Rittz: I don’t know if I’ll look at it as ignorance. It can be done in an ignorant way. I just think it’s the way human beings and their minds are conditioned to judge and size people up. And part of that has to do with stereotypes. Sometimes you can be ignorant with those stereotypes. I don’t know, it’s kind of complicated. In a perfect world, it’ll be gone but it is what it is. It’s human nature.
DX: Do you think it’s tougher because it’s Hip Hop?
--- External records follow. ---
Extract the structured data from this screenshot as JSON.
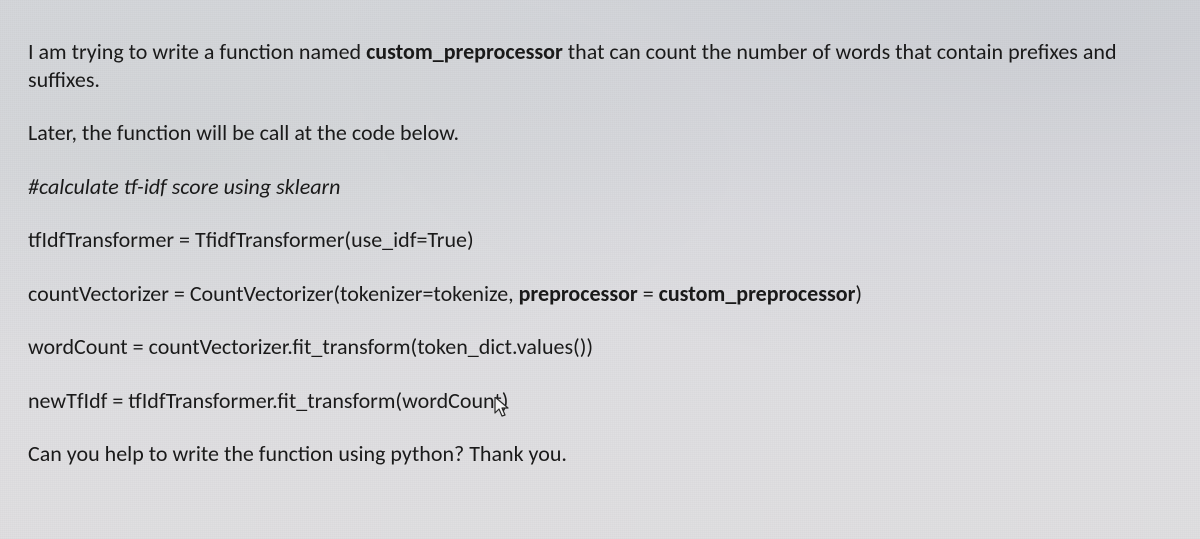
{
  "p1": {
    "pre": "I am trying to write a function named ",
    "bold": "custom_preprocessor",
    "post": " that can count the number of words that contain prefixes and suffixes."
  },
  "p2": "Later, the function will be call at the code below.",
  "p3": "#calculate tf-idf score using sklearn",
  "p4": "tfIdfTransformer = TfidfTransformer(use_idf=True)",
  "p5": {
    "pre": "countVectorizer = CountVectorizer(tokenizer=tokenize, ",
    "b1": "preprocessor",
    "mid": " = ",
    "b2": "custom_preprocessor",
    "post": ")"
  },
  "p6": "wordCount = countVectorizer.fit_transform(token_dict.values())",
  "p7": "newTfIdf = tfIdfTransformer.fit_transform(wordCount)",
  "p8": "Can you help to write the function using python? Thank you."
}
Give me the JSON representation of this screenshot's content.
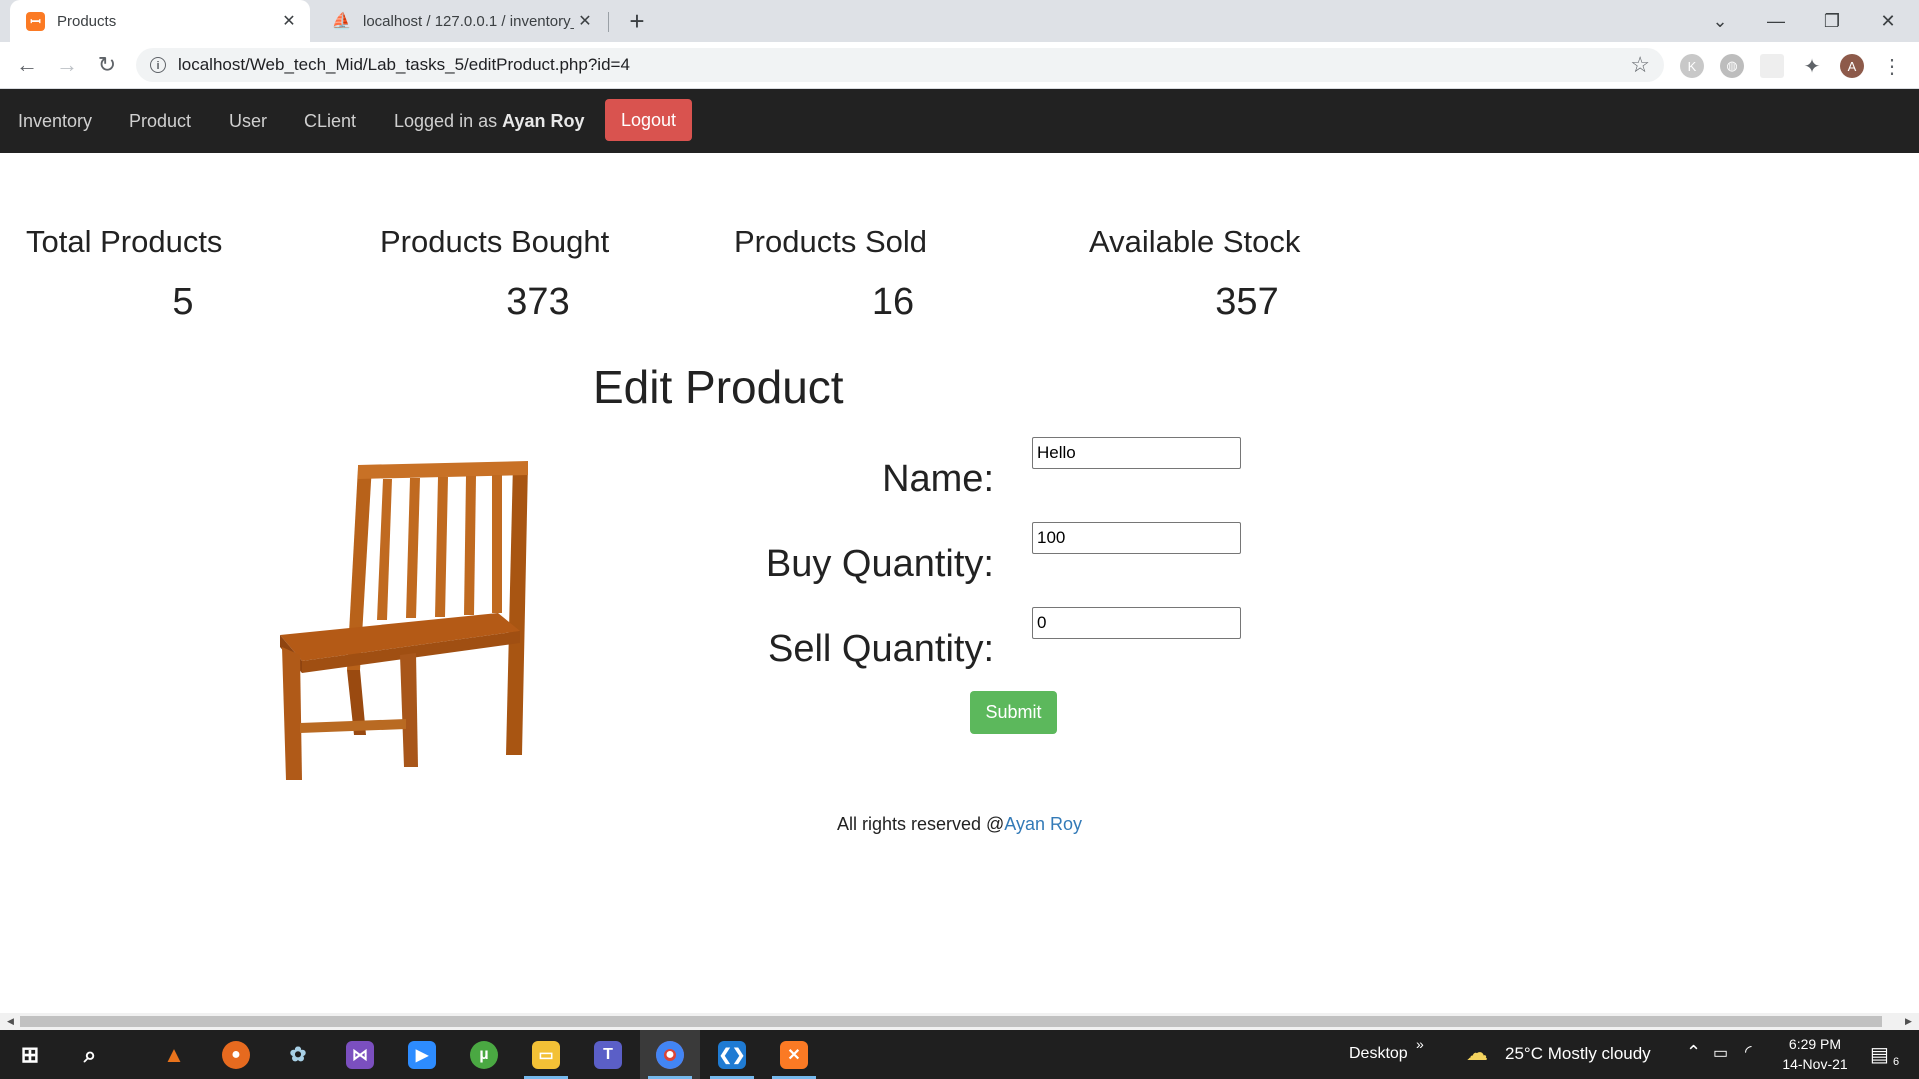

Rittz: Yeah, everything is harder in Hip Hop. It’s rougher in Hip Hop. One of my main things that I keep saying lately is that I hate when anybody hears a track and they go, “Aw man, he murders him on that track.” I hate that. Hip Hop is the only music that does that. That only started because Eminem did “Renegade” with Jay-Z and Nas was like, “And Eminem murdered you on your own shit.” Ever since then, everyone’s like, “He murder it!” Back in the day, you didn’t hear Method Man and Biggie on a song and be like, “Man, Method Man murdered Biggie.” You just liked Method Man. It was different back then. If you like Method Man’s verse, you might be like, “Method had the best verse,” but you still liked them.
DX: It’s about enjoying the music.
Rittz: Yeah, it’s about enjoying the music, I hate the whole murdering thing. Even when they say I murdered somebody, or I’ll go home and do a verse and they’ll tell me to re-write that verse so I don’t murder them. I don’t mind re-writing the verse. I’ll do the same thing. I don’t like the terms. We’re just making music together. Let’s just enjoy it. In other words, if I get Tech N9ne on my record, Tech N9ne is going to kill it. Using other people’s terms, he might murder me on my record. But I want him to do that. That’s why I got Tech N9ne on there. He’s a beast. He’s supposed to murder me on it.
DX: To you, it’s not a negative thing, but to others, it’s like the worst thing that can happen.
Rittz: Yeah, it’s too much competitiveness. It’s like just sit back and enjoy both of us on there. Enjoy each person’s verse. I did a song with Andre and T.I.’s like, “Andre killed me, but it’s Andre.” I mean, Andre didn’t kill him. Andre had a dope-ass verse. I just hate that term.
DX: To finish it off, you’re doing a show tonight. Do you have any rituals, habits, pre-show routines you usually do to get ready?
Rittz: Yup. I eat a Klonopin and I take a couple shots of whiskey, and then I’ll make a big-ass drink of whiskey and Coke, and that’s it. [Laughs.] I’ll pop me a little pill. It’s nothing crazy. Just a pill to relax me. I’ll pop a pill, take some shots, get a drink on stage, and go on stage and get it in. I pray before I go onstage and I go get it in.
DX: Any weird stuff on your tour rider? For example, Usher would require that his M&M’s have to be organized and separated by color before all of his shows. Are you a superstitious person in general?
Rittz: Oh hell no. That some asshole shit. Not at all. I am a religious person. I just pray before a show not just so it goes well, but that I’m grateful and here we go, please don’t let me run out of breath. [Laughs.]